When testing of the PV-2 began, Piasecki had no experience flying helicopters, nor had he ever flown any other aircraft himself. He made his first attempts with a machine tethered to the ground by ropes. However, after the ropes snapped, he abandoned these attempts. After a total of five hours of cautious experimentation, he succeeded in getting the PV-2 airborne.Developed as a technology demonstrator, the PV-2 brought several new features such as the first dynamically balanced rotor blades, a rigid tail rotor with a tension-torsion pitch change system, and a full cyclic and collective rotor pitch control. The official date of the first flight is given as April 11, 1943, and six months later, on October 20, 1943, Piasecki demonstrated the aircraft in Washington, D.C. Piasecki later became the first U.S. pilot to receive a helicopter license without having previously flown a fixed-wing aircraft. Igor Sikorsky had previously received the first helicopter license in the United States.

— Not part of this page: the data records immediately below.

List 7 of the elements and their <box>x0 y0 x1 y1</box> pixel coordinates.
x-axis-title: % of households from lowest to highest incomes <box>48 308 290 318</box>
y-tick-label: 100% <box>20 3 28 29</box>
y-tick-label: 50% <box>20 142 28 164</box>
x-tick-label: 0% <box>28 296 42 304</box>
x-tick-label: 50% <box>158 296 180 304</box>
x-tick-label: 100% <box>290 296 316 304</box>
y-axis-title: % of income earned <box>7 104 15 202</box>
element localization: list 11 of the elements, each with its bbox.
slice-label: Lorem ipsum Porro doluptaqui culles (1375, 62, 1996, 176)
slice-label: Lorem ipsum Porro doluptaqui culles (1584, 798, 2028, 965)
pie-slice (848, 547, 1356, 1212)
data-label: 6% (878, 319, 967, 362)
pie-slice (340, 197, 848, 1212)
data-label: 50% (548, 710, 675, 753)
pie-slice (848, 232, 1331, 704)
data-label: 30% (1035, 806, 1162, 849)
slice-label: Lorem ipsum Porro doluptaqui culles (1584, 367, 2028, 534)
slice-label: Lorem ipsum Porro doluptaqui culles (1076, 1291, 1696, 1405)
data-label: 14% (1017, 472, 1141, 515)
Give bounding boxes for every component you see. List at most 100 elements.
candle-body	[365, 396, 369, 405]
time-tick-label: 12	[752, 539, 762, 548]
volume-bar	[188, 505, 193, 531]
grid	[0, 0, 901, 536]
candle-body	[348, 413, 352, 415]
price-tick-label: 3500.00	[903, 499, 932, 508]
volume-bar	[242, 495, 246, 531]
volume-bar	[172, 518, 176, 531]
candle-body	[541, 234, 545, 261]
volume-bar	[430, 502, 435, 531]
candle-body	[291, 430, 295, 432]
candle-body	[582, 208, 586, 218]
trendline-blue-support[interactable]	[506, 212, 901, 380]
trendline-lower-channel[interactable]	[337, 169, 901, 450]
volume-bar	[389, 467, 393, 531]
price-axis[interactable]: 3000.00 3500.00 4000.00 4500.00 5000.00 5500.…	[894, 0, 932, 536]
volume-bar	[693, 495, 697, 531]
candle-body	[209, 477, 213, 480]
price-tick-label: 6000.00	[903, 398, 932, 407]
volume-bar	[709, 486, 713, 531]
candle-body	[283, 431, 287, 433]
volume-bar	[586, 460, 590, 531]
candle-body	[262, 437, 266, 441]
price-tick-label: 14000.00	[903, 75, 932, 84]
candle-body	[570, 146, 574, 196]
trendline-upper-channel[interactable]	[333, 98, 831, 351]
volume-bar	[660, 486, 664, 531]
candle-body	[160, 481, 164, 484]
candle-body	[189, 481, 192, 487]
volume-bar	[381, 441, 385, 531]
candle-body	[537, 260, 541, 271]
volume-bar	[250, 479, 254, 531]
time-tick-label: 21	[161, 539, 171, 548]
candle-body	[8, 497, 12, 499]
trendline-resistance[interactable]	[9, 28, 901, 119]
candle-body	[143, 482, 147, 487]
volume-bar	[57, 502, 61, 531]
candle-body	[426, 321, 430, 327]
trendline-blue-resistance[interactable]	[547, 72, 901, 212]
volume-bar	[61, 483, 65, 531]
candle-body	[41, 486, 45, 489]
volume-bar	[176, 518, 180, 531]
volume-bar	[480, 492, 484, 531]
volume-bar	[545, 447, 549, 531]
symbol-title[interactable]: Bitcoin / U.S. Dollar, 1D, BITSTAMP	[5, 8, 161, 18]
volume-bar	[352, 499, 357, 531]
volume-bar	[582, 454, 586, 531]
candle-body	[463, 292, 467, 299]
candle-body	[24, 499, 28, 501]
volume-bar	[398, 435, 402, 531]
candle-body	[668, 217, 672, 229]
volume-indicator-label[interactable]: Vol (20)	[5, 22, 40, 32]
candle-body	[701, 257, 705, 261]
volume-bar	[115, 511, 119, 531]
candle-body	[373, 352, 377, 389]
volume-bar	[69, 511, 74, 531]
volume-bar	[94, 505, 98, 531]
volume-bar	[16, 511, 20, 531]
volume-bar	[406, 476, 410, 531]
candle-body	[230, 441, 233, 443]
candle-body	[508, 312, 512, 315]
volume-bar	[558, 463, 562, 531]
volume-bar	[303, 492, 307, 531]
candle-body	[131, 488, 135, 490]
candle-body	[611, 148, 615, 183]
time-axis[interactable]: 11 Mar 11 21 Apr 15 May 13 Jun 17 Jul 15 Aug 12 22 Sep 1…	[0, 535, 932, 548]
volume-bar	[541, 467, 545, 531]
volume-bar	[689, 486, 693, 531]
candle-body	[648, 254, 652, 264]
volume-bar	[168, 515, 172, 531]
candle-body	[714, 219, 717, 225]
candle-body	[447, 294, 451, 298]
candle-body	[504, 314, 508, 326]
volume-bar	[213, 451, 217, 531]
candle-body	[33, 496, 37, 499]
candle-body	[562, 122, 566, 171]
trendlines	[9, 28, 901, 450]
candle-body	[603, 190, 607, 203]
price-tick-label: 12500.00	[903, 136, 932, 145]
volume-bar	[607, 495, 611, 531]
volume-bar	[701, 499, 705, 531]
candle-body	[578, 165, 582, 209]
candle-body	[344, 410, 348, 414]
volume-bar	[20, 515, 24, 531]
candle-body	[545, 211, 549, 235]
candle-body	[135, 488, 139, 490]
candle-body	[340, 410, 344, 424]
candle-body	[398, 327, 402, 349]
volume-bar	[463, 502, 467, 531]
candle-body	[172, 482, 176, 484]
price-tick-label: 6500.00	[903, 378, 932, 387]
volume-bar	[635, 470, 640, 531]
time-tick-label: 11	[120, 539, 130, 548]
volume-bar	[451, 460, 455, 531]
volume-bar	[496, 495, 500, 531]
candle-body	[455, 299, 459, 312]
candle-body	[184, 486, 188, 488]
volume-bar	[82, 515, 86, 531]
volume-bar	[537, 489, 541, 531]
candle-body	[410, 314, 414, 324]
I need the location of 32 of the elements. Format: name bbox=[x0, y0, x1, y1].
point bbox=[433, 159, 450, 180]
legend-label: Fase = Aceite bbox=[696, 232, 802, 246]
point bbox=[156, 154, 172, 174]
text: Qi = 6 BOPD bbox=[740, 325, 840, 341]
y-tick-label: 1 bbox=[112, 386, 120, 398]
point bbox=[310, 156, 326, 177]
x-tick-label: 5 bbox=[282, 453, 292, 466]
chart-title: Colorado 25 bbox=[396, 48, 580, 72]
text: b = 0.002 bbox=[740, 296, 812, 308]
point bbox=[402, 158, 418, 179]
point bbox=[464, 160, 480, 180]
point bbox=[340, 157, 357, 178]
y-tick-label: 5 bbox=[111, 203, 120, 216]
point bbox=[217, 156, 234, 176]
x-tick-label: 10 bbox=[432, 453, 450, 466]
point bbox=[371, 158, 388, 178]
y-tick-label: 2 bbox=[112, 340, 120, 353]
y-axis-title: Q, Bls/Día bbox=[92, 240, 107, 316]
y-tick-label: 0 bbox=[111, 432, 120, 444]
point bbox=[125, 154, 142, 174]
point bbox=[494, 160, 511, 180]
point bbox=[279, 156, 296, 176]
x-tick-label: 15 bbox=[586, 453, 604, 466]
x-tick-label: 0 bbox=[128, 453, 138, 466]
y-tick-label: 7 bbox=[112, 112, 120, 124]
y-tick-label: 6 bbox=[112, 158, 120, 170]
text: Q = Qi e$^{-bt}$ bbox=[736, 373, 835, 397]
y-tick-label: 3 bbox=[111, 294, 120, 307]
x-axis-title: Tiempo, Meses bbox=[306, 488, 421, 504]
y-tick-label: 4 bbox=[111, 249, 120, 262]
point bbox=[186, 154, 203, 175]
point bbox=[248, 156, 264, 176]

The PV-2's impressive performance led the U.S. Navy to award a contract for the development of a helicopter for the U.S. Coast Guard that would be capable of carrying a payload of 816 kg during search-and-rescue missions. This gave rise to the Piasecki series of tandem helicopters. In this case the PV-3 which led later to the Piasecki HRP Rescuer.

The PV-2 is now on display at the National Air and Space Museum's Steven F. Udvar-Hazy Center. It was gifted to the museum by Frank Piasecki himself.

== Design ==
The fuselage structure is a welded steel tube lattice frame covered entirely with fabric. The landing gear consists of a fixed two-legged main landing gear and a tail skid. Because the rotor blades can be folded down, the aircraft can be stored in a standard garage.

The powerplant consists of a four-cylinder Franklin engine with an output of 90 hp, mounted vertically behind the pilot’s seat, which drives a three-blade rotor. With the exception of the blade root and tip, the rotor blades have a uniform width of 24 cm (9.4 in). The blade structure consists of a steel tube spar with wooden ribs, leading and trailing edges. The blades are covered with fabric. The two-bladed tail rotor is located on the right side of the fuselage. When the main rotor is spinning at 350 revolutions per minute at cruising speed, the tail rotor has a rotational speed of approximately 1,600 to 1,700 rpm.

The control stick for forward and backward flight and for lateral control (i.e., cyclic pitch adjustment) is suspended at the top of the cockpit. Foot pedals change the angle of attack of the tail rotor blades and thus control movement around the vertical axis, enabling changes in direction. The rotor hub, including the blade roots, has a circular fabric fairing approximately 1 m in diameter.